AN OVERVIEW ABOUT TOMATO (part 2)

GEOGRAPHIC
 Origin Zone
 The tomato plant originates in Latin America and was for a long time cultivated in Europe for only ornamental purposes, as the fruits were not considered edible. Only in the beginning of the century, in the Mediterranean countries, intensive cultivation and industrial transformation and preservation of the product began. In Italy cultivation has a long tradition, our country is ranked third in the world ranking for production and export.

Cultivation area
After potato, tomato is the most cultivated vegetable on the planet. Its production reaches in tonnes, 18% of the world’s horticulture.  In the field in Italy, it is cultivated mainly in Puglia, Campania, Emilia-Romagna, Calabria and Sicily.
HISTORY
History of spread
* Tomato is native to the Central-South America area and to the southern part of North America, an area nowadays between the countries of Mexico and Peru. The aztecs called it xitomatl, the term tomatl indicated several similar fruits, typically juicy. The tomato sauce became an integral part of Aztec cuisine.
 * It is the date of its arrival in Europe in 1540, when Hernán Cortés returned home and brought his specimens; But was not cultivated or spread until the second half of the 17th century.
* Arrives in Italy in 1596 but only later, finding favorable weather conditions in the south of the country, it has the color of its color from the original and characteristic gold color, which gave its name at the end of the sixteenth century were consumed fried tomatoes In salt oil, a century earlier than continental Europe.

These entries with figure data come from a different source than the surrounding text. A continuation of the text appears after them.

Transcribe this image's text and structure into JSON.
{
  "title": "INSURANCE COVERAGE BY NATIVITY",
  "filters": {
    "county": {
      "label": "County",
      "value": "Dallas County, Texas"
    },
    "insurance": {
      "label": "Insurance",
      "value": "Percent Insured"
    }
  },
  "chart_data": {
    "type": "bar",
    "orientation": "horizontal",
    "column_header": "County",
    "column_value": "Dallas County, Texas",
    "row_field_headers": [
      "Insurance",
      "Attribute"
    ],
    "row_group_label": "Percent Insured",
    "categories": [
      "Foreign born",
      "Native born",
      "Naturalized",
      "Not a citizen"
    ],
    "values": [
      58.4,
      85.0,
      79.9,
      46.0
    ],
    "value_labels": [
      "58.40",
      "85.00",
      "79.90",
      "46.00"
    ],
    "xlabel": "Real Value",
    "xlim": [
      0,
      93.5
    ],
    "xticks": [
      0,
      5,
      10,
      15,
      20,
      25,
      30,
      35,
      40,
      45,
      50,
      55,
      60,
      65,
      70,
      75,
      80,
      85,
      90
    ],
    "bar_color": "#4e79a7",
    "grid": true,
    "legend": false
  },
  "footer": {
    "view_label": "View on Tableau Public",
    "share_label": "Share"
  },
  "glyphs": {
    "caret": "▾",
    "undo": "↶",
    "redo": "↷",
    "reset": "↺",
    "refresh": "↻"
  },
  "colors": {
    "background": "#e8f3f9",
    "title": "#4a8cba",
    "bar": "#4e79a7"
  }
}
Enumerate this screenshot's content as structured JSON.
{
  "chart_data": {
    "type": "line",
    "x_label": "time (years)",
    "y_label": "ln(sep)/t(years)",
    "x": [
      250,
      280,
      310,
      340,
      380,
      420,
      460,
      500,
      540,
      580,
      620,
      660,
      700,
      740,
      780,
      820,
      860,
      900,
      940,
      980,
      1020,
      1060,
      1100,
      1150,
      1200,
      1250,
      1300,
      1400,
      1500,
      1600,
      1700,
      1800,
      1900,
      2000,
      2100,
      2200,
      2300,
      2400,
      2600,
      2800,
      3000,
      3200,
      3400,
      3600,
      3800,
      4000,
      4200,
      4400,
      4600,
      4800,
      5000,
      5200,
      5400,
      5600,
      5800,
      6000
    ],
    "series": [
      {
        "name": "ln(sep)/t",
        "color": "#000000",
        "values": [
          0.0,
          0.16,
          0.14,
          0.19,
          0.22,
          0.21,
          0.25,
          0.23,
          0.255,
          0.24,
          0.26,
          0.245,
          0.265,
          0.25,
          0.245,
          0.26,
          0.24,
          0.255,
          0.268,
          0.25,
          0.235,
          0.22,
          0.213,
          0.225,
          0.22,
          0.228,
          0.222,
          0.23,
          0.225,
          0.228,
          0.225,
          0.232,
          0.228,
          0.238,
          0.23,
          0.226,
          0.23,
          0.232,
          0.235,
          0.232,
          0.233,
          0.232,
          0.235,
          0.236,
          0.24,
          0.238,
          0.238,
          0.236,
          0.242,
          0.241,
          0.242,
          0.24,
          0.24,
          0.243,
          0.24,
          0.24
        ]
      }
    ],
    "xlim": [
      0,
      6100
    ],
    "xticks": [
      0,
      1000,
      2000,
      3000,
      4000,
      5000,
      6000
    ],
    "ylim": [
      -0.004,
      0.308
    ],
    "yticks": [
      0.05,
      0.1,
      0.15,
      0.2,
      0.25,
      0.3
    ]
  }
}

* At the end of the seventeenth century, in the Neapolitan area, the first tomato recipes spread, which continued to be ignored by the major chefs.
* Only at the end of the eighteenth century tomato food cultivation gained a strong impetus in Europe, mainly in France and southern Italy. While in France the tomato was consumed only at the court of kings, in southern Italy it became the main food of the poorest population.
* In 1762, the technique of the tomato conservation, following the Lazzaro Spallanzani studies were defined who first noticed as the extracts of vegetable was boiled and placed in closed containers that do not change or spoil.
 * Starting from 1800, the tomato began to be cultivated in more temperate European regions (Southern Italy, Southern France and Spain) and also began to be exported to the North, where it stopped being an expensive privilege for the few.
The origin of the name
 The name “golden boss” comes from the color it had in the past, that of gold. The names that the various European languages have attributed to this plant are to be attributed to the mysterious powers attributed to it by the sixteenth and sixteenth century alchemists: exciting and aphrodisiac. In English it was called “love apple”, “amour bomb” in French, “Libesapfel” in German and “golden boss” in Italian. The tomato, still in certain Sicilian countries, is also referred to as pùma-d’amùri, just like in the French equivalent “amour bomb”. The Italian name is due to Andrea Mattioli in the year 1554; All definitions with an explicit reference to love. In France it was customary for men to offer tomato seedlings to ladies, as a gentle love act. Today, with the exception of the Italian, the old terms have been replaced by derivations of the original tattoos of Aztec Indians, which generally indicated plants with a globular fruit, juicy pulp and numerous seeds.
Its botanical name was a source of controversy.
 In 1753, Carlo Linneo first classified him in the genus Solanum, as Solanum lycopersicum (lycopersicum derives from Latin and means wolf fishing). In 1768 Philip Miller changed the name, claiming that, being very different from other plants of the genus Solanum, such as potato and aubergines, it was necessary to create a new genus: hence the scientific name of Lycopersicon esculentum. Modern molecular biology techniques have allowed to create precise phylogenetic trees, which indicate the tomato as Solanum, giving basically reason to Linneo. The official name is now Solanum lycopersicum, though Miller’s name remains in use in many publications.